The Chrysler dispute marked the first time the Supreme Court had been confronted by legal issues involving the U.S. government's power to deal with the economic crisis.
The White House welcomed the high court's action.
"We are delighted that the Chrysler-Fiat alliance can now go forward, allowing Chrysler to reemerge as a competitive and viable automaker," said an White House official, speaking on condition of anonymity.
"We are gratified that not a single court that reviewed this matter, including the U.S. Supreme Court, found any fault whatsoever with the handling of this matter by either Chrysler or the U.S. government," the official said.

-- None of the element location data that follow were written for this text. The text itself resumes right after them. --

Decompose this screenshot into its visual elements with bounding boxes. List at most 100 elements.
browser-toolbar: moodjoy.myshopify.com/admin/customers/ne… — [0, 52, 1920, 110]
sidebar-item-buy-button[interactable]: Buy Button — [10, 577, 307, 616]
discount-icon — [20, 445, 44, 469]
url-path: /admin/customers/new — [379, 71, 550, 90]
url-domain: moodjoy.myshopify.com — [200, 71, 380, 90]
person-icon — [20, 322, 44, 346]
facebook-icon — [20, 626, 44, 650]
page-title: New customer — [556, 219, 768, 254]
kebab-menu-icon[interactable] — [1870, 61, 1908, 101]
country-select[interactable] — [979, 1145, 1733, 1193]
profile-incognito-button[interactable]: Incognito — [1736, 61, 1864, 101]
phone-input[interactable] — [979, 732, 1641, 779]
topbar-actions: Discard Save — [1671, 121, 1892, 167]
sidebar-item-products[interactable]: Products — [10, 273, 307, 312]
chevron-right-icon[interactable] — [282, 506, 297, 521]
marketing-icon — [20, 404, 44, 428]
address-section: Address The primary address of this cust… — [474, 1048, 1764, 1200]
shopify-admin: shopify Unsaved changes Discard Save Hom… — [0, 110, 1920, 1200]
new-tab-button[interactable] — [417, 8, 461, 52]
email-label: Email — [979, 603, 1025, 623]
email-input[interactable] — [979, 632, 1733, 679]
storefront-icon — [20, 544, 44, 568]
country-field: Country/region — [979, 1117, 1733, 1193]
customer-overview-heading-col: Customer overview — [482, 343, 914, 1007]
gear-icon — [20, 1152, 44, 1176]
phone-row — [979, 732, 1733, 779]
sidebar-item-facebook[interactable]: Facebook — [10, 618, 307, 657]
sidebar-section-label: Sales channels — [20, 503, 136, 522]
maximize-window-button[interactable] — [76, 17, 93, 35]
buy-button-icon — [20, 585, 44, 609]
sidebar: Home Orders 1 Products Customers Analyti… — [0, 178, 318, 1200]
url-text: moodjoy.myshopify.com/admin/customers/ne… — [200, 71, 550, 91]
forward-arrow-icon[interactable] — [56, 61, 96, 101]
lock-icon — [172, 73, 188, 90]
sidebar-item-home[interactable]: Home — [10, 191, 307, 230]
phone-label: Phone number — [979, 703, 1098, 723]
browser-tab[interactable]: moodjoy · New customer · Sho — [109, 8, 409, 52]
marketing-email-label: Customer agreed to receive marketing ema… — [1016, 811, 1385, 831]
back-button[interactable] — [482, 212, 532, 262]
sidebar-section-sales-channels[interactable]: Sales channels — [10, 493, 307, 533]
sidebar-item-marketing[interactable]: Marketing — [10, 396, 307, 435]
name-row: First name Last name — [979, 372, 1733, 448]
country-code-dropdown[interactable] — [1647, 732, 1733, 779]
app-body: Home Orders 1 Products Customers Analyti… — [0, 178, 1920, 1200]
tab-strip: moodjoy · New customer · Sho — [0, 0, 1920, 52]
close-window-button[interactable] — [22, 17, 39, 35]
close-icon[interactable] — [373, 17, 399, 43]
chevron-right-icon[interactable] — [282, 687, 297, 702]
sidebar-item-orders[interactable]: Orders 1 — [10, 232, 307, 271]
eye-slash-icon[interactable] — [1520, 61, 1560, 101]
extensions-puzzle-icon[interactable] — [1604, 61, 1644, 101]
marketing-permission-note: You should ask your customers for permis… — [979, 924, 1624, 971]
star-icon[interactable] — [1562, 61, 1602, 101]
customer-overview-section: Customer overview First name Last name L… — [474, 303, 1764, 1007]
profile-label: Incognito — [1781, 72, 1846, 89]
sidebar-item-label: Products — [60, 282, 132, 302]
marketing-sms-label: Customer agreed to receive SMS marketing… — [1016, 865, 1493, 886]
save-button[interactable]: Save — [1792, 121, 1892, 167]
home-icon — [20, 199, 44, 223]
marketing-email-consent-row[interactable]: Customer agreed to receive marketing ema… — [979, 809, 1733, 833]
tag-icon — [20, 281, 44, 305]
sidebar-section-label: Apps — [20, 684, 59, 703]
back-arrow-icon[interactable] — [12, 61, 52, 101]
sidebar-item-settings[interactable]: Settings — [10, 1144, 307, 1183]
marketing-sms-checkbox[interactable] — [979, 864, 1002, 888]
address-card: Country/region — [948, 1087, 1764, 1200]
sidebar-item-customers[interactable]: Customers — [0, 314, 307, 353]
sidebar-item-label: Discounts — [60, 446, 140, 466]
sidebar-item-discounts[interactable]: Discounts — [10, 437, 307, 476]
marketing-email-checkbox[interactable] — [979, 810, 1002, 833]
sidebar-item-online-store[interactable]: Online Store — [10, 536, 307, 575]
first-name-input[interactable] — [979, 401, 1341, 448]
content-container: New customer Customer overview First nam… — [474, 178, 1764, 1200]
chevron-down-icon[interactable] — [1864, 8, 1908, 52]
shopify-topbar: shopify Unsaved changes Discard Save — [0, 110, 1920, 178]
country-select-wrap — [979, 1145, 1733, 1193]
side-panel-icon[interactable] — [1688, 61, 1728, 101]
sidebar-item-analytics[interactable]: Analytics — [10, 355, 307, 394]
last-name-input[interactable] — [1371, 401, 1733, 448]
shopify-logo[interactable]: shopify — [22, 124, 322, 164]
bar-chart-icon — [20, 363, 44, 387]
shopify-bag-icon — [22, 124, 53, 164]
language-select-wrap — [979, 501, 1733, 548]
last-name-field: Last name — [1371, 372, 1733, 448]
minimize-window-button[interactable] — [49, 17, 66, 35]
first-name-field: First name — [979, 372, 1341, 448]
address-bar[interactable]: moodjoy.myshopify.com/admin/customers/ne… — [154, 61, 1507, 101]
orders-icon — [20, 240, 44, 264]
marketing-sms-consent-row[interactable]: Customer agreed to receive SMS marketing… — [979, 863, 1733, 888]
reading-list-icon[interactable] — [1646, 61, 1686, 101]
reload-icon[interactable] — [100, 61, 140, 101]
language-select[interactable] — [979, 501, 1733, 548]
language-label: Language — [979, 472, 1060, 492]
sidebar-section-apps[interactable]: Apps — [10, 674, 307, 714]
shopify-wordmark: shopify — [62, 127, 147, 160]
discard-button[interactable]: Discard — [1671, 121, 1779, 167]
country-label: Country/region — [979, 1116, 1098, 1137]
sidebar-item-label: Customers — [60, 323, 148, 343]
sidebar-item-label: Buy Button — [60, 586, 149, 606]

CAPPED THREE DAYS OF HIGH COURT ACTIVITY
The Supreme Court's refusal to block the deal capped three days of intense activity, with written briefs filed over the weekend and even earlier on Tuesday by both sides in the legal battle.
The court lifted a temporary stay of the sale granted by Supreme Court Justice Ruth Bader Ginsburg on late Monday in a move widely seen as giving the court more time to weigh whether to intervene.
The pension funds argued that the Chrysler sale unlawfully rewarded unsecured creditors ahead of secured lenders, that it amounted to an illegal reorganization plan, and that the U.S. Treasury Department overstepped its powers by using bailout funds for Chrysler when Congress intended the money for banks.
Chrysler and the Obama administration urged the Supreme Court to allow the sale to go forward and said a long delay could kill the deal, resulting in the automaker's liquidation and the loss of more than 38,000 jobs.
They cited Chrysler's worsening financial situation, with $100-million-a-day losses. The sale agreement sets a June 15 deadline to close.
It would have taken the votes of five of the nine Supreme Court members to put the deal on hold. The court acted with no recorded dissent from any of the justices.
Chrysler filed for bankruptcy protection on April 30 to complete the sale and alliance with Fiat within 60 days, in a case that analysts have seen as a test for the much bigger and more complex bankruptcy of GM.
The $2 billion sale of Chrysler's assets to a new company that will be 68 percent controlled by a healthcare trust aligned with the United Auto Workers union was approved by a U.S. bankruptcy judge on June 1.
Fiat will control 20 percent, the U.S. and Canadian governments will control the other 12 percent.
Both a federal bankruptcy judge and a U.S. appeals court in New York have approved the sale.